Consideriamo, in particolare, le micro (da zero a nove addetti e fatturato non superiore a due milioni di euro) e le piccole aziende (da dieci a quarantanove addetti e fatturato non superiore a dieci milioni). Le prime rappresentano ben il 78,9 per cento delle Pmi, le seconde il 25,7 per cento (dati 2021).
Da noi, la dimensione media di impresa è pari a quattro addetti contro la media europea di 5,5, mentre in Germania è di dodici lavoratori (fonte Unioncamere). La quota di occupati nelle micro e piccole aziende italiane sotto i venti addetti è il doppio della Germania e della media europea.
Il modello italiano delle Pmi è unico al mondo e difficilmente rappresentabile attraverso le sole variabili economiche: queste imprese costituiscono un presidio di valori quali la responsabilità sociale, il legame con il contesto locale e il territorio.
Giulio Sapelli, in particolare, noto economista che per anni ha insegnato Storia dell’Economia ed Economia Politica in Italia e all’estero, nel suo fondamentale testo “Una teoria italiana dell’impresa” (2007), spiegava come le Pmi abbiano saputo costruire un modello di impresa fondato sul capitale sociale e sulla prossimità culturale, in grado di resistere alle crisi e di creare innovazione attraverso le reti. Un modello atomizzato, del quale si parla assai spesso nei convegni, ai quali, anch’io, ho più volte partecipato, ma di cui, a mio avviso, assai pochi hanno una conoscenza diretta.

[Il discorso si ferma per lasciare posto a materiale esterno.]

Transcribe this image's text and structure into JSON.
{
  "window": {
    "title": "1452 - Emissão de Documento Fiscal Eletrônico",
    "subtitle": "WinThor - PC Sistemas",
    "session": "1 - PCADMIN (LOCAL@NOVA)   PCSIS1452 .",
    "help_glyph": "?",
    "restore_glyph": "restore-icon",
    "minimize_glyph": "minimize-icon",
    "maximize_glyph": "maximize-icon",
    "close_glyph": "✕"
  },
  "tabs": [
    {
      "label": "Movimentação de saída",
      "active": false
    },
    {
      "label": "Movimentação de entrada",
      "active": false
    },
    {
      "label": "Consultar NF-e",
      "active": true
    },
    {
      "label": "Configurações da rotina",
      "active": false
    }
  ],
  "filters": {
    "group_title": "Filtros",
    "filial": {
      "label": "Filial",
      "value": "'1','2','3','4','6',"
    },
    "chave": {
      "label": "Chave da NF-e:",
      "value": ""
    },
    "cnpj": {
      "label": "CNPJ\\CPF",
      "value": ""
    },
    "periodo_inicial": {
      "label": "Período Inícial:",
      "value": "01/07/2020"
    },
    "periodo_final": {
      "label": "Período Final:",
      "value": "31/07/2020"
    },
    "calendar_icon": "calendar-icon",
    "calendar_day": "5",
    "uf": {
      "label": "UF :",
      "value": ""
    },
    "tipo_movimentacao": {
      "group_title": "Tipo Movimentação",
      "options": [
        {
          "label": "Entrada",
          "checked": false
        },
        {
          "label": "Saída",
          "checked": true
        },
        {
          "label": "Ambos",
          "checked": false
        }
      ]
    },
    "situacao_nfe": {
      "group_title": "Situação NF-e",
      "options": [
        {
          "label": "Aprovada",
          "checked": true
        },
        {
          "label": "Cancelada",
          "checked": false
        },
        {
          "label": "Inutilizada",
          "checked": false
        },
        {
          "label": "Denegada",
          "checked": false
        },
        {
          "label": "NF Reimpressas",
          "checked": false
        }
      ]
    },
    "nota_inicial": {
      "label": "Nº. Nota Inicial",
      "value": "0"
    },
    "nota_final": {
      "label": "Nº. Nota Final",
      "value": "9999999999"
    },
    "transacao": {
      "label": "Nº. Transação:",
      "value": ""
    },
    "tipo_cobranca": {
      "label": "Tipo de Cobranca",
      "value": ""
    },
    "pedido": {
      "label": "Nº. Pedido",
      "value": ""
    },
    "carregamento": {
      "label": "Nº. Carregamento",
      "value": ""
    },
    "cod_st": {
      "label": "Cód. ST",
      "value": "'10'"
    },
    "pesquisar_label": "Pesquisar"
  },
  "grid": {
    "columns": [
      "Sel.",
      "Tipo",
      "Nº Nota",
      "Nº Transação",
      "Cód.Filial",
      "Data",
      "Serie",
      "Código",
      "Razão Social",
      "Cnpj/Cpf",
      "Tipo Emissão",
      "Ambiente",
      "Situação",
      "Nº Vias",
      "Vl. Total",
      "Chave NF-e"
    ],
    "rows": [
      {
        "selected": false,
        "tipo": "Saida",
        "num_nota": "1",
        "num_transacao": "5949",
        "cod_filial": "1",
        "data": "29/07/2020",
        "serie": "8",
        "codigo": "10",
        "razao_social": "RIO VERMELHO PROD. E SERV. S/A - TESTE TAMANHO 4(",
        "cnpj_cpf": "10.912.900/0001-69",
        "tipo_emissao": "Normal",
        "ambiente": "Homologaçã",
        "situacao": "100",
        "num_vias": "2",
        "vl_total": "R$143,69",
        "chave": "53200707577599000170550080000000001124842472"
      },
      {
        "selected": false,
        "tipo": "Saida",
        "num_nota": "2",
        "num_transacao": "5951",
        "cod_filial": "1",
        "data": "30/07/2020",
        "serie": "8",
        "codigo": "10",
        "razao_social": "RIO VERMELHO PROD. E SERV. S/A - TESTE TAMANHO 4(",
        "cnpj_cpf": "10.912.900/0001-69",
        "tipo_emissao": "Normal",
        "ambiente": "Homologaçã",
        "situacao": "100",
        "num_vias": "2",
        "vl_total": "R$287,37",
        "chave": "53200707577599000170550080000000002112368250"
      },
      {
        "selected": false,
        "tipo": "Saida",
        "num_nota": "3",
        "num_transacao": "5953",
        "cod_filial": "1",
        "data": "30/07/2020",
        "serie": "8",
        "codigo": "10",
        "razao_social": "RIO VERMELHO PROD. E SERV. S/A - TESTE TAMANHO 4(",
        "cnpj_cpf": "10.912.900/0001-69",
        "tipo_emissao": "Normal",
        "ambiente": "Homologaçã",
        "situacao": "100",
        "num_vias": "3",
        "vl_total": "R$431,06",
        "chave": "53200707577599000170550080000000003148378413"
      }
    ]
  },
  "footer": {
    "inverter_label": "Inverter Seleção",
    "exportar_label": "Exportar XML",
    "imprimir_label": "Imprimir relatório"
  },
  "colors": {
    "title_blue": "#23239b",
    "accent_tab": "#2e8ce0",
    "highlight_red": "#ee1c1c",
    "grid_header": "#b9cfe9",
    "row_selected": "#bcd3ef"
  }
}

Tanto è vero che i problemi sono rimasti gli stessi da decenni: basti pensare a quanto afferma il Censimento permanente delle Imprese Istat di cui sopra: «È in tale contesto che si consolida nel 2022 l’autofinanziamento come strumento di finanziamento interno più diffuso tra le imprese con almeno tre addetti: vi ricorrono quattro imprese su cinque, in decisa crescita rispetto al passato quando nel 2011 vi facevano ricorso appena due imprese su tre». Un esercito silente, quasi invisibile, di tantissimi signor Nessuno, uomini e donne che non sono così facilmente rappresentabili solo da statistiche o da sole metriche economiche.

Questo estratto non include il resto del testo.